By contextualizing the trope of the "unaccommodated man" within Aristotelian notions of insufficiency, this article demonstrates that King Lear theorizes a communitarian politics, rather than one founded in sovereign authority. For late sixteen-century thinkers such as Richard Hooker, Pierre La Primaudaye, and Robert Persons, the vulnerability of the human body provided a material account of the political animal. Our physical weakness requires the accommodation of other people. Our physiology binds us to political bodies through material insufficiency. King Lear engages this discourse, asking whether humans exist primarily as individuals or are mutually constituted. That is, can we live without society?


This essay argues that Edmund Spenser juxtaposes Florimell and the false Florimell in The Faerie Queene to think about how the latter’s autonomy illuminates the limitations of the human political subject. Although we might expect the automaton to exhibit less agency than her human archetype, the false Florimell has more control over her sexual life. Spenser uses the automaton to interrogate the metaphor of sexual consent as political consent, showing the ill-fit between the vehicle and the tenor in this key trope of political philosophy.
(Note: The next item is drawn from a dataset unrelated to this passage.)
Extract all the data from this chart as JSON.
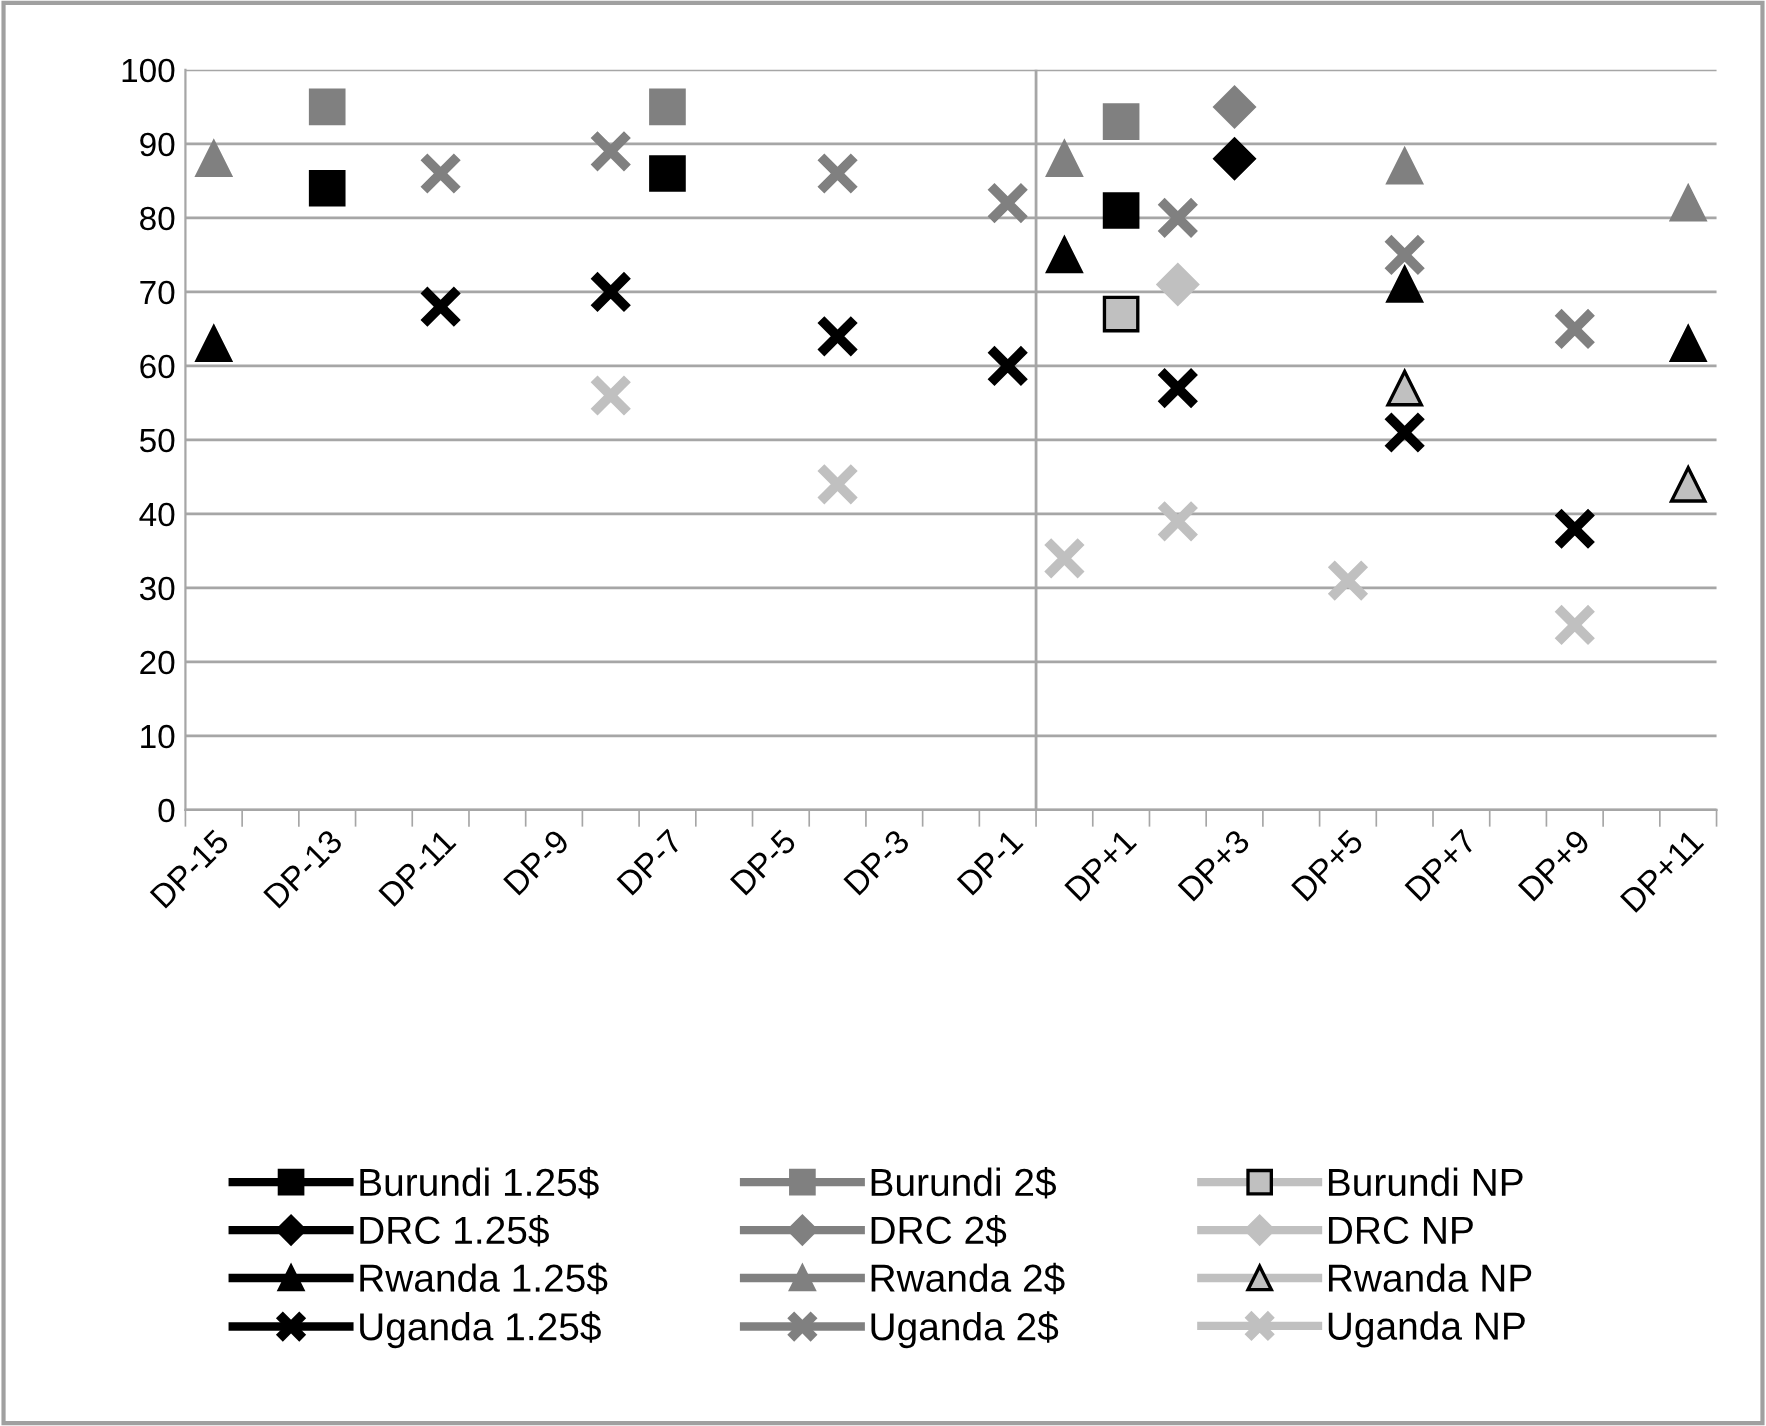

This article complicates scholarship on Macbeth that understands political attachment in terms of an autonomous subject and attributes Macbeth’s demise to an over-susceptibility to natural or supernatural forces. By putting early modern accounts of the humoral constitution of the night air in conversation with modern theories of apostrophe, I argue that the Macbeths’ experiences of night theorize political action as inseparable from the nonhuman forces in the play. Shakespeare reworks his source material to explore the borders of the human, imagining a more complex relationship between treasonous violence and the darkness that enshrouds Scotland.


This article examines The Faerie Queene’s use of erotic subjection as a political metaphor for theorizing the relation between conquest and consent. In the Radigund episode of Book V, Spenser explores the gender dynamics of this trope, as the subjected body is male and the monarch, female. These scenes act as a powerful counter-narrative to the poem’s earlier representations of erotic subjection by showing that external obedience cannot be equated with consent. Radigund forces Artegall to wear women’s clothing and to do women’s work, but this submission constitutes nothing more than slavery. The narrative blends political domination with sexual conquest to demonstrate that compliance is not loyalty and violence cannot elicit love.